Well the first .bikemd demo code was so easy, only a few hours!
Then I started to encounter all the things that didn’t quite work. Ugh!
The problem is Bike’s data model and Markdown’s data model don’t align everywhere. Each can express things the other cannot. For Bike .bikemd the goal is a file format for Bike, it should be able to express the full Bike outline data model.
To make that work I have limited the set of supported markdown to simple ordered and unordered lists. (Bike will load other markdown, but it just scans for chunks of text and adds that to outline, doesn’t try to encode structure).
To encode Bike row and text run attributes that don’t have a corresponding Markdown syntax, Bike uses Pandoc attributes.
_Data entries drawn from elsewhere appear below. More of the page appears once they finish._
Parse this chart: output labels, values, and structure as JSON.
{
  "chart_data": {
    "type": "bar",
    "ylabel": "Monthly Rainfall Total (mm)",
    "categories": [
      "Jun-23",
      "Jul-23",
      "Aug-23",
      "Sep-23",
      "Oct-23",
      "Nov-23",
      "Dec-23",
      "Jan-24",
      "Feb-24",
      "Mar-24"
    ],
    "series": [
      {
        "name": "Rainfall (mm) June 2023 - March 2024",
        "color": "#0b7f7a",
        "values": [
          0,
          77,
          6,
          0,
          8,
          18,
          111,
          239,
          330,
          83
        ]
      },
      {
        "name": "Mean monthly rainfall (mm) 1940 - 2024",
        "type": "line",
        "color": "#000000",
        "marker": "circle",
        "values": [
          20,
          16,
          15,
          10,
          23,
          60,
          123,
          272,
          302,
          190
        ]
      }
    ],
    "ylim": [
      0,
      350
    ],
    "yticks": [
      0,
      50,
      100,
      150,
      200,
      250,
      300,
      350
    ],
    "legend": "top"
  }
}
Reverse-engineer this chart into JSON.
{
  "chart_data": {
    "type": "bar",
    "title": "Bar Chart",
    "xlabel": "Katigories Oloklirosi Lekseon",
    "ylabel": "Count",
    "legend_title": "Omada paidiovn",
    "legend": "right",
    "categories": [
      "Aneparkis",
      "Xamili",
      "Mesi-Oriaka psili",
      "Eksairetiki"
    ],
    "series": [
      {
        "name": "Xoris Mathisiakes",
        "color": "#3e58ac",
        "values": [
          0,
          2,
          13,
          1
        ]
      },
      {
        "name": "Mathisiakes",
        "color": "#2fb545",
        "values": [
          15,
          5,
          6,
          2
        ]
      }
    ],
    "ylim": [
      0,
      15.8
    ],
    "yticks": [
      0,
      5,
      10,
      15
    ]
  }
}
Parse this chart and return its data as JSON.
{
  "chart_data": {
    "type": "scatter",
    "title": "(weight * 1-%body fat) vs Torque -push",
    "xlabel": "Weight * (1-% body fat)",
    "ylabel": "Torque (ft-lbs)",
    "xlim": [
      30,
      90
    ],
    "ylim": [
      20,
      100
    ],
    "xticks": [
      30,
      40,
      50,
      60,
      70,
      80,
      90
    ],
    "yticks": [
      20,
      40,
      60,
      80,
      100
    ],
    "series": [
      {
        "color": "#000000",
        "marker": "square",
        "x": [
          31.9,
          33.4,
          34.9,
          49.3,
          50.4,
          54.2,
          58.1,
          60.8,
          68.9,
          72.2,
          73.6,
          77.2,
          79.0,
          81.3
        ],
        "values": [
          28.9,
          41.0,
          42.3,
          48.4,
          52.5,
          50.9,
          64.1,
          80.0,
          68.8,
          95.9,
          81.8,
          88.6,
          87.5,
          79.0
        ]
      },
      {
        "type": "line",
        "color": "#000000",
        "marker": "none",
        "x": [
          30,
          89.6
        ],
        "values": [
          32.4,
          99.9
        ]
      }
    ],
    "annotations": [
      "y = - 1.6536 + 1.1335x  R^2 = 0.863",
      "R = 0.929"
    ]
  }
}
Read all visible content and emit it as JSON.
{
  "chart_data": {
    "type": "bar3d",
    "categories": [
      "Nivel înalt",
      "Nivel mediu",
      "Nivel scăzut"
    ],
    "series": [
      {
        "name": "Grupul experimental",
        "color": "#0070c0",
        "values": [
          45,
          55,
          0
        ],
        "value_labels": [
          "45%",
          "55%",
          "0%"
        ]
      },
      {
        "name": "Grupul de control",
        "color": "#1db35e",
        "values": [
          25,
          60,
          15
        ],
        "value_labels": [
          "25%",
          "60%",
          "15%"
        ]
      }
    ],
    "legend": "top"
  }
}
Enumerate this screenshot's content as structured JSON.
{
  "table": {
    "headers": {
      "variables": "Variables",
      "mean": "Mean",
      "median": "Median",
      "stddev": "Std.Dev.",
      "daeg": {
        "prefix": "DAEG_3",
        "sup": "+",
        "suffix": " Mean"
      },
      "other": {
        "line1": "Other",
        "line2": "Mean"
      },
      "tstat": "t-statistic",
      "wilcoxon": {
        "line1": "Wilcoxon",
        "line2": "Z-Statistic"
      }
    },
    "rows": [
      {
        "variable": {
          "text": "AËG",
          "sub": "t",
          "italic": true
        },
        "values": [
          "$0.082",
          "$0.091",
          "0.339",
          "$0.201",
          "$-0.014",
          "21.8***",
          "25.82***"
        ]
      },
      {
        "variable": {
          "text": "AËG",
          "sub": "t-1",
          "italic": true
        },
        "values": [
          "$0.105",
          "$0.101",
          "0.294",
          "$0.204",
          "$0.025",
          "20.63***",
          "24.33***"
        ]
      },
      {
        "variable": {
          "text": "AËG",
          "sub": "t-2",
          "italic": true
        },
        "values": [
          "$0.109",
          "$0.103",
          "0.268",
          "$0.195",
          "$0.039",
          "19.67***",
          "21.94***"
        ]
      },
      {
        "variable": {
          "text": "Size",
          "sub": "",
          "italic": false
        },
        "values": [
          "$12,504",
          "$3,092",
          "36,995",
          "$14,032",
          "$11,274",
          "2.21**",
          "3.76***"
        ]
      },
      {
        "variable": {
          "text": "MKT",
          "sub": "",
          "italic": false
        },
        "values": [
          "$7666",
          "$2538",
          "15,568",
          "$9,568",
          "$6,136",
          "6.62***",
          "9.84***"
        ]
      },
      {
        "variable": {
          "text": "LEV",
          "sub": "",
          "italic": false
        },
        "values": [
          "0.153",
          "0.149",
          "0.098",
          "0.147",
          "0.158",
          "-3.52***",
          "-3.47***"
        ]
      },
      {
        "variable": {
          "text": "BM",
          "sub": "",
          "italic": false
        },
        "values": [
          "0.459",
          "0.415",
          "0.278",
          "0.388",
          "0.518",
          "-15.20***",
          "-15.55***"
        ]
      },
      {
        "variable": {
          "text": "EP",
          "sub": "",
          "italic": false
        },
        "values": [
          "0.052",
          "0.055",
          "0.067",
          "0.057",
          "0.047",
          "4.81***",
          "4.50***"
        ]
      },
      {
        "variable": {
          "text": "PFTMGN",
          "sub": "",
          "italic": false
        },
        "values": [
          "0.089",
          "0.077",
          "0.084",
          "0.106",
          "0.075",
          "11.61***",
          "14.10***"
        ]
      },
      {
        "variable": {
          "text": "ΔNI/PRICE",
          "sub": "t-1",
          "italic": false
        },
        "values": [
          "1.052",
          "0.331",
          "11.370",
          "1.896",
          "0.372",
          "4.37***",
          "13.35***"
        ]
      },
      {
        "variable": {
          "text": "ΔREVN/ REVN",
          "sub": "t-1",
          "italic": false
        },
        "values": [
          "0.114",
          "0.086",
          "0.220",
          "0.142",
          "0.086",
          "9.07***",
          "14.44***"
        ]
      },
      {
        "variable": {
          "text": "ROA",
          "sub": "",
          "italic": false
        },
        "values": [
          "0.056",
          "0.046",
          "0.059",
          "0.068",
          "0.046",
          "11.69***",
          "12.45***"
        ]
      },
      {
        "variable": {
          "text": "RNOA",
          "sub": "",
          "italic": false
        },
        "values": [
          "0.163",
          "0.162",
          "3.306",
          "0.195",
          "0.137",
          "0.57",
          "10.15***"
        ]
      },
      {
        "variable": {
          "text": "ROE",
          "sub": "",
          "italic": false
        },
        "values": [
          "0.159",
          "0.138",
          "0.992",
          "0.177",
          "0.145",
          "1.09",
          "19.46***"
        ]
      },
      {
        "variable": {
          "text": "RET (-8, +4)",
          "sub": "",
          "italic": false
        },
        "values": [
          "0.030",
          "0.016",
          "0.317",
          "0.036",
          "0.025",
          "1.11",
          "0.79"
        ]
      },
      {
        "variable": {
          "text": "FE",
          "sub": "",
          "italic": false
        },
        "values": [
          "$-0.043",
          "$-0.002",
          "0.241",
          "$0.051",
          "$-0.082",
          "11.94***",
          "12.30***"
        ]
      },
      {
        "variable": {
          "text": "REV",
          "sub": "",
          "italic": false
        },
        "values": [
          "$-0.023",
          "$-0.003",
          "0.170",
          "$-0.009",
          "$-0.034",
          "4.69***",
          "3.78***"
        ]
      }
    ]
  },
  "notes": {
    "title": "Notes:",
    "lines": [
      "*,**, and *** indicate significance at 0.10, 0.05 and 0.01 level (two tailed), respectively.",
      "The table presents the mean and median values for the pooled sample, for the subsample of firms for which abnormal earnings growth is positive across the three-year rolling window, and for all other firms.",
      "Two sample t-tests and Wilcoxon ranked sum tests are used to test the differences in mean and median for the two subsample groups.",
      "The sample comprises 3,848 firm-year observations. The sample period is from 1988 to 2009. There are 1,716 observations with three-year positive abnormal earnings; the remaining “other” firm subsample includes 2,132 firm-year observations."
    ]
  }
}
Previously I was using embedded HTML tags, but those don’t work well recursively, where Pandoc attributes do.
Another issue that I’m running into is some attributed string patterns are just not expressible in Markdown. For example abc where ab is bold and bc is italic can’t be expressed, but being able to express those sorts of overlaps is important to support Bike’s data model. To solve this I’m trying to detect these cases, and when it’s a problem I use pandoc attributes to express the formatting instead of markdown syntax.
Here are some examples of what you might see:
// Normal markdown when possible:
**hello**
// Use pandoc attributes when not expressible in Markdown (such as for highlighting):
[hello]{mark}
// These syntaxes can be combined:
[**hello**]{mark}
// Custom attributes attached to strong:
**hello**{a=b}
// Use pandoc attributes to represent things Markdown cannot (like `abc` case)
- **a*b***[c]{em}
For rows Bike body rows are mapped to simple unordered list, but then what is Bike unodered row type mapped to? It is also mapped to markdown unordered list, but it also gets row level {type=unordered} attribute so that type is preserved when round-tripping through Markdown.
Please give the new format representation a try and let me know how it goes and what you think.
The goals are:
- Round trip Bike outline doesn’t loose data (#id support still needed)
- Readable/editable elsewhere “standard as possible” markdown
I think this really opens up some possibilities with Bike, but it’s also more limited in some ways then the original .bikemd format. No special heading treatment, the end result doesn’t look like a document, it will always be a list.
I think longer term it will make sense to have a “publish” feature that processes your carefully constructed outline into something that looks more like a published markdown document, but that’s not what this file format will be for.